Table 99.3 Dimensionality reduction timetable of twin peaks data sets (different neighbors)
Table 99.4 Dimensionality reduction timetable of twin peaks data sets (different sizes of data sets)

3.2 Effectiveness and Efficiency of ISOMAP Dimensionality Reduction

3.2.1 Swiss Roll Data Sets

After the efficiency contrast of LLE, we find there is no need to repeatedly run. The time is almost the same, no more than one second. So ISOMAP efficiency experiments will take the approach that each condition is only run once.

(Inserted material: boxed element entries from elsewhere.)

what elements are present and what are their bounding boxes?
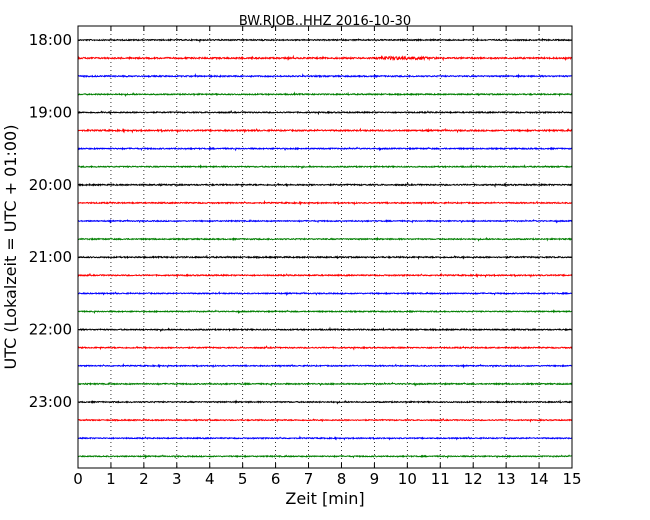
y-tick-label: 19:00 (29, 103, 72, 121)
trace-2315 (77, 417, 573, 423)
x-tick-label: 11 (431, 470, 450, 488)
trace-2045 (77, 236, 573, 242)
x-axis-label: Zeit [min] (285, 489, 364, 508)
trace-2000 (77, 182, 573, 188)
trace-2115 (77, 272, 573, 279)
y-axis-label: UTC (Lokalzeit = UTC + 01:00) (1, 125, 20, 370)
trace-2145 (77, 309, 573, 315)
x-tick-label: 1 (106, 470, 116, 488)
vertical-gridlines (110, 26, 540, 468)
x-tick-label: 12 (464, 470, 483, 488)
x-tick-label: 3 (172, 470, 182, 488)
y-axis-ticks: 18:00 19:00 20:00 21:00 22:00 23:00 (29, 31, 572, 411)
x-tick-label: 5 (238, 470, 248, 488)
trace-2300 (77, 398, 573, 405)
trace-1900 (77, 109, 573, 116)
y-tick-label: 22:00 (29, 321, 72, 339)
x-tick-label: 14 (530, 470, 549, 488)
trace-2015 (77, 199, 573, 206)
x-tick-label: 7 (304, 470, 314, 488)
trace-2345 (77, 454, 573, 460)
trace-2130 (77, 291, 573, 297)
x-tick-label: 4 (205, 470, 215, 488)
trace-2200 (77, 326, 573, 333)
trace-2245 (77, 381, 573, 387)
trace-1830 (77, 73, 573, 79)
y-tick-label: 21:00 (29, 248, 72, 266)
trace-1930 (77, 146, 573, 152)
trace-1845 (77, 91, 573, 97)
trace-2215 (77, 345, 573, 351)
y-tick-label: 20:00 (29, 176, 72, 194)
x-tick-label: 9 (370, 470, 380, 488)
trace-2330 (77, 435, 573, 441)
x-tick-label: 2 (139, 470, 149, 488)
x-tick-label: 15 (562, 470, 581, 488)
trace-2100 (77, 254, 573, 261)
chart-title: BW.RJOB..HHZ 2016-10-30 (239, 14, 411, 29)
x-tick-label: 13 (497, 470, 516, 488)
trace-1915 (77, 127, 573, 134)
y-tick-label: 18:00 (29, 31, 72, 49)
x-tick-label: 0 (73, 470, 83, 488)
trace-2230 (77, 363, 573, 369)
seismic-traces (77, 37, 573, 460)
x-axis-ticks: 0 1 2 3 4 5 6 7 8 9 10 11 12 13 14 15 (73, 26, 582, 488)
trace-1815 (77, 54, 573, 62)
trace-2030 (77, 218, 573, 224)
x-tick-label: 10 (398, 470, 417, 488)
trace-1800 (77, 37, 573, 44)
plot-frame (77, 25, 573, 469)
x-tick-label: 8 (337, 470, 347, 488)
x-tick-label: 6 (271, 470, 281, 488)
y-tick-label: 23:00 (29, 393, 72, 411)
trace-1945 (77, 163, 573, 170)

In Fig. 99.1a, the computing time of the data sets is 55.819 s and Fig. 99.1c, 455.437 s. It is clear that the computing time of ISOMAP is a little long but the efficiency is not high.

Fig. 99.1
figure 1

Dimensionality reduction effectiveness figure of swiss roll data sets

4 Conclusion

Swiss roll is used as the test data, and the number of samples and close neighbors are respectively 800 and 12. The use of LLE and ISOMAP reduces above data sets from three-dimensional to two-dimensional and obtain the processing time 0.8952 s and 55.819 s respectively. When the number of samples adds to 1,600, the obtained processing time is 3.1033 s and 455.437 s respectively. It concludes that the processing time of LLE is better than that of ISOMAP.